In most chess variants, a key principle is to be able to force your opponent around by establishing some kind of superiority. (Exactly the same!) After all, once you have a winning position it is easy to do anything thereafter.

Indirect proof 1: Consider the variants antichess and losing chess (captures must be played if available, win condition is to lose all your own units; in antichess additionally kings are not royal.) It is well-known that getting a material advantage is almost always the correct way to play for a win. The resulting extra mobility eventually lets you force your opponent to take all your pieces in a single final burst, or to arrive at a winning material-up endgame.

Indirect proof 2: I cite the club correspondence game Paris - Marseille, 1878. Paris took white and started without a queen. Black's goal was to force white to deliver checkmate; white tried to avoid mating black. The game looks remarkably normal for a long way, until black's advantage is sufficient to start forcing white around.

I claim, if from an advantageous position one can force the opponent to deliver mate against their will, what more difficult would forcing stalemate be?

[Date "????.??.??"]
[Result "*"]
[FEN "rnbqkbnr/pppppppp/8/8/8/8/PPPPPPPP/RNB1KBNR w KQkq - 0 1"]
[White "Paris"]
[Black "Marseilles"]
[Event "correspondence 1878; white gives queen odds, black plays for selfmate"]

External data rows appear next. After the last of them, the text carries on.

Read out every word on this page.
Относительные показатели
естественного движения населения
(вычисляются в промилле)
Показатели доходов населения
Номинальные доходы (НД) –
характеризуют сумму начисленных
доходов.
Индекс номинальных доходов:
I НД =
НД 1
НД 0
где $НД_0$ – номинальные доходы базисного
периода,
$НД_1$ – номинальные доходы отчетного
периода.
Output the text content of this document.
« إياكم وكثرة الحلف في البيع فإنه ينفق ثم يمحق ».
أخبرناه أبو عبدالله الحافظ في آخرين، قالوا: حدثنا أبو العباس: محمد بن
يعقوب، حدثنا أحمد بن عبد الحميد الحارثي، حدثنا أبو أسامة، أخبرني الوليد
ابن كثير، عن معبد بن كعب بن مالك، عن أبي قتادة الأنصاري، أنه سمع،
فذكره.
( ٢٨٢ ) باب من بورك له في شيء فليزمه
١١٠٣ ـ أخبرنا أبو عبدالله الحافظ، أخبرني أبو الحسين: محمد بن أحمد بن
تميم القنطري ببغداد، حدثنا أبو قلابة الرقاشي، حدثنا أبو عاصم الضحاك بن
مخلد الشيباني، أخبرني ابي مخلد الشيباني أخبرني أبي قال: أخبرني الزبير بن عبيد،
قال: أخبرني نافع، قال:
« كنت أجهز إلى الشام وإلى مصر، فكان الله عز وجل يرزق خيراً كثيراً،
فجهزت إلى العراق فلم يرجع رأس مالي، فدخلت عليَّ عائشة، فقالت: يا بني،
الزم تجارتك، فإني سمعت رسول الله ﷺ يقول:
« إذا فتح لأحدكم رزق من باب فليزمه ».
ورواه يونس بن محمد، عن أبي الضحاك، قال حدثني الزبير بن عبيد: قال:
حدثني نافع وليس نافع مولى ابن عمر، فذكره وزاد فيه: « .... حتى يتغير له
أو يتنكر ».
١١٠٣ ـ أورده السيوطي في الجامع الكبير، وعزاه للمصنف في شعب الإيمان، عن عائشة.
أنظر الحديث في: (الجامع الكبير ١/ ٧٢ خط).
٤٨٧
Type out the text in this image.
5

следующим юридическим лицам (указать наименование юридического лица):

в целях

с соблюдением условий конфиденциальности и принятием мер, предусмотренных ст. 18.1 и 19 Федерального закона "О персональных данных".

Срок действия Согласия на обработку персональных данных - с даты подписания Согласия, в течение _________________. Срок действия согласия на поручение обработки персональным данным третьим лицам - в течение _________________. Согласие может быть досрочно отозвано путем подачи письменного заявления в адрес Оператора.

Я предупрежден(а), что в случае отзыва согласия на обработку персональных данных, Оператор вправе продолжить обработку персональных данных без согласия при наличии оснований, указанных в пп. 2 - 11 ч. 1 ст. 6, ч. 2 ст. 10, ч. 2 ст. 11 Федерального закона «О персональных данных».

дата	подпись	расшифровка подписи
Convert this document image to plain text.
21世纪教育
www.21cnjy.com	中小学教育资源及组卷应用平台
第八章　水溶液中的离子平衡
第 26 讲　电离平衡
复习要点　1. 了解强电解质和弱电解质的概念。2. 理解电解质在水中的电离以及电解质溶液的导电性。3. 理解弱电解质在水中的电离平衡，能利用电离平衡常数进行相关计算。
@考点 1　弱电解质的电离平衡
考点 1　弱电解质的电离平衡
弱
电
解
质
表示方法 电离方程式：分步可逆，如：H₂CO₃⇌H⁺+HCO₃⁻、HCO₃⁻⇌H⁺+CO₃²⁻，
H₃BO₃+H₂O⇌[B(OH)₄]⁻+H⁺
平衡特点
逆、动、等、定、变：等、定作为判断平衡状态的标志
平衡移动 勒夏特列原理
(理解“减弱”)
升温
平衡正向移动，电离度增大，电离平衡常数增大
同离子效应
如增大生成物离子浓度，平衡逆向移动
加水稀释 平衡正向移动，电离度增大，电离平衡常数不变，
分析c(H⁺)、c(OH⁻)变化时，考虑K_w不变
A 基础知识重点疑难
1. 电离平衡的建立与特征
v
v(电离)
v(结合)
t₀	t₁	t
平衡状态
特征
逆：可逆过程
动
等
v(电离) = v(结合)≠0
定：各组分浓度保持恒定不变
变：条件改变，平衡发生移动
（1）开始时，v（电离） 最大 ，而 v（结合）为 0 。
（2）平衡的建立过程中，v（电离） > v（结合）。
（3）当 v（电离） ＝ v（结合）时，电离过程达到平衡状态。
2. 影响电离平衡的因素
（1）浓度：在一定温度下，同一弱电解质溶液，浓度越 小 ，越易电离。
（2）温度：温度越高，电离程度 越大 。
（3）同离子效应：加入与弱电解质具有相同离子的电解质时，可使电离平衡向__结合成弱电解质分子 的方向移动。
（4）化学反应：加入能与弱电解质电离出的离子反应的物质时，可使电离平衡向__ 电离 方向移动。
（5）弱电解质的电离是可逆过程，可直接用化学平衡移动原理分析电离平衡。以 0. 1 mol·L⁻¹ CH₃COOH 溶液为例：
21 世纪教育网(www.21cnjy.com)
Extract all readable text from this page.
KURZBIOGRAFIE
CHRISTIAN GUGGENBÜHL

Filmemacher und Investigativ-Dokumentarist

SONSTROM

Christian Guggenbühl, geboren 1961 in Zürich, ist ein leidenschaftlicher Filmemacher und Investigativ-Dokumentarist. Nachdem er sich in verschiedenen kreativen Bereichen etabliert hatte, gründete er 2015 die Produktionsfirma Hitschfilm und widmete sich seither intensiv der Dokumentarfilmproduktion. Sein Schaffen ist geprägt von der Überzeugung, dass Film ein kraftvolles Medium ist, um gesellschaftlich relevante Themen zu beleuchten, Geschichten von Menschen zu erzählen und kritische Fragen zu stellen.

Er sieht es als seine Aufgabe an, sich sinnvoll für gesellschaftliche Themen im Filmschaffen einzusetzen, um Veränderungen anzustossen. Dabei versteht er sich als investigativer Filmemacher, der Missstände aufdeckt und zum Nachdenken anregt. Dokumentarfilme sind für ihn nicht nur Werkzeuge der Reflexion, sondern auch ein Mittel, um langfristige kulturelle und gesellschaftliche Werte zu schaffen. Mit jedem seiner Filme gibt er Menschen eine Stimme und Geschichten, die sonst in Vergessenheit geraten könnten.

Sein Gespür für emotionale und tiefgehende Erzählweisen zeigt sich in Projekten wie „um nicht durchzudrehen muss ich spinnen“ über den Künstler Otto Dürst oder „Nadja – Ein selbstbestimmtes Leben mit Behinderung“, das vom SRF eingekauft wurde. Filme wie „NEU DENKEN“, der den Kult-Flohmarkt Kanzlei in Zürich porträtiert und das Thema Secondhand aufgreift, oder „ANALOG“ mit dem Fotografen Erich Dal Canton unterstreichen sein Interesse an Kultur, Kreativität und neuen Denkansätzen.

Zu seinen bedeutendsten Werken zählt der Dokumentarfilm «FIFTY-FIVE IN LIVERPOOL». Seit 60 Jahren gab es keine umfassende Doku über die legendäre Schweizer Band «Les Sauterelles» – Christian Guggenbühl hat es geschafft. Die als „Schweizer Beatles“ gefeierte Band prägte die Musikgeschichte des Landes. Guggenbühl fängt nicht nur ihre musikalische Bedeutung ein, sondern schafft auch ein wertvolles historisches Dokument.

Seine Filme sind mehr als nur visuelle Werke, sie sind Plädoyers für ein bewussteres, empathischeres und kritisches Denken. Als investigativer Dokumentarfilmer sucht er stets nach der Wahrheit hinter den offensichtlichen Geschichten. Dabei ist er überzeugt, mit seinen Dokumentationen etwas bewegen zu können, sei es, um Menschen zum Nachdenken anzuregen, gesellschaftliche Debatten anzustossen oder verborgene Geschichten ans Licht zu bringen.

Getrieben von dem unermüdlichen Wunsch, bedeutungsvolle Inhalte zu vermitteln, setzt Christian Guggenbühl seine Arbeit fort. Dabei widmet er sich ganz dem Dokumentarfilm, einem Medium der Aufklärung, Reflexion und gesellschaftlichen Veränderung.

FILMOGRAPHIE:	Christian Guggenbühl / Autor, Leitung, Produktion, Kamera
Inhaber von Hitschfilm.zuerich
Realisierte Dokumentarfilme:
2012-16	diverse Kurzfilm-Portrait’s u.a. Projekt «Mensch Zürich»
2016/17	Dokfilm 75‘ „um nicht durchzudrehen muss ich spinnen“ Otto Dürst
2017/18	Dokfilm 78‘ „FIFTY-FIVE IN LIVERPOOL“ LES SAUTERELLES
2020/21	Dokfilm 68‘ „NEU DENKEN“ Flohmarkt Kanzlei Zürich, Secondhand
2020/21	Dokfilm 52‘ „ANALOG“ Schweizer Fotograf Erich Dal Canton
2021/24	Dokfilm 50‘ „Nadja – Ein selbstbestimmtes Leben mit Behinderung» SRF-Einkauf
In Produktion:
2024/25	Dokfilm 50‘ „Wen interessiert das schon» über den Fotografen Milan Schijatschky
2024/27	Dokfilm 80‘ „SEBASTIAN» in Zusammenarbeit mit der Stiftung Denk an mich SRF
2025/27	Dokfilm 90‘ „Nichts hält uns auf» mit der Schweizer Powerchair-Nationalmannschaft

1.d4 d5 2.Nc3 c6 3.Nf3 g6 4.e4 e6 5.e5 Bb4 6.Bd2 Bxc3 7.Bxc3 b5 8.h4 h5 9.O-O-O a6 10.Ng5 f5 11.g3 Nh6 12.Bd3 Nf7 13.Bxf5 gxf5 14.Nxf7 Kxf7 15.Bd2 Nd7 16.Rhe1 c5 17.dxc5 Nxc5 18.Bg5 Qg8 19.Re3 Bb7 20.Rc3 Rc8 21.Be3 Nd7 22.Bd4 Rxc3 23.bxc3 a5 24.Kd2 a4 25.Rb1 Ba6 26.Rg1 Qg4 27.Rb1 Rc8 28.Rb4 Rc4 29.Rxc4 dxc4 30.a3 f4 31.Kc1 fxg3 32.fxg3 Qxg3 33.Kb2 Qxh4 34.Kc1 Qe1+ 35.Kb2 Qd1 36.Ba7 Nxe5 37.Bc5 h4 38.Bd4 Nc6 39.Be3 e5 40.Bf2 h3 41.Bg3 e4 42.Bf4 Ke6 43.Bg3 e3 44.Bf4 e2 45.Bg3 Kd7 46.Bh2 e1=Q 47.Bf4 Qee2 48.Bg3 Qdxc2+ 49.Ka1 Qf1+ 50.Be1 Qd2 51.Kb1 h2 52.Ka1 h1=Q 53.Kb1 Qf8 54.Ka1 Qxa3+ 55.Kb1 Qad6 56.Ka1 Qf6 57.Kb1 Kc7 58.Ka1 b4 59.Kb1 b3 60.Ka1 Kb6 61.Kb1 Ka5 62.Ka1 Ne7 63.Kb1 Nc8 64.Ka1 Bb5 65.Kb1 Qa6 66.Ka1 Nb6 67.Kb1 Qh7+ 68.Ka1 Qxc3+ 69.Bxc3# 
*

Getting an advantageous position (exactly the same as normal chess) would be the simplest way to force stalemate.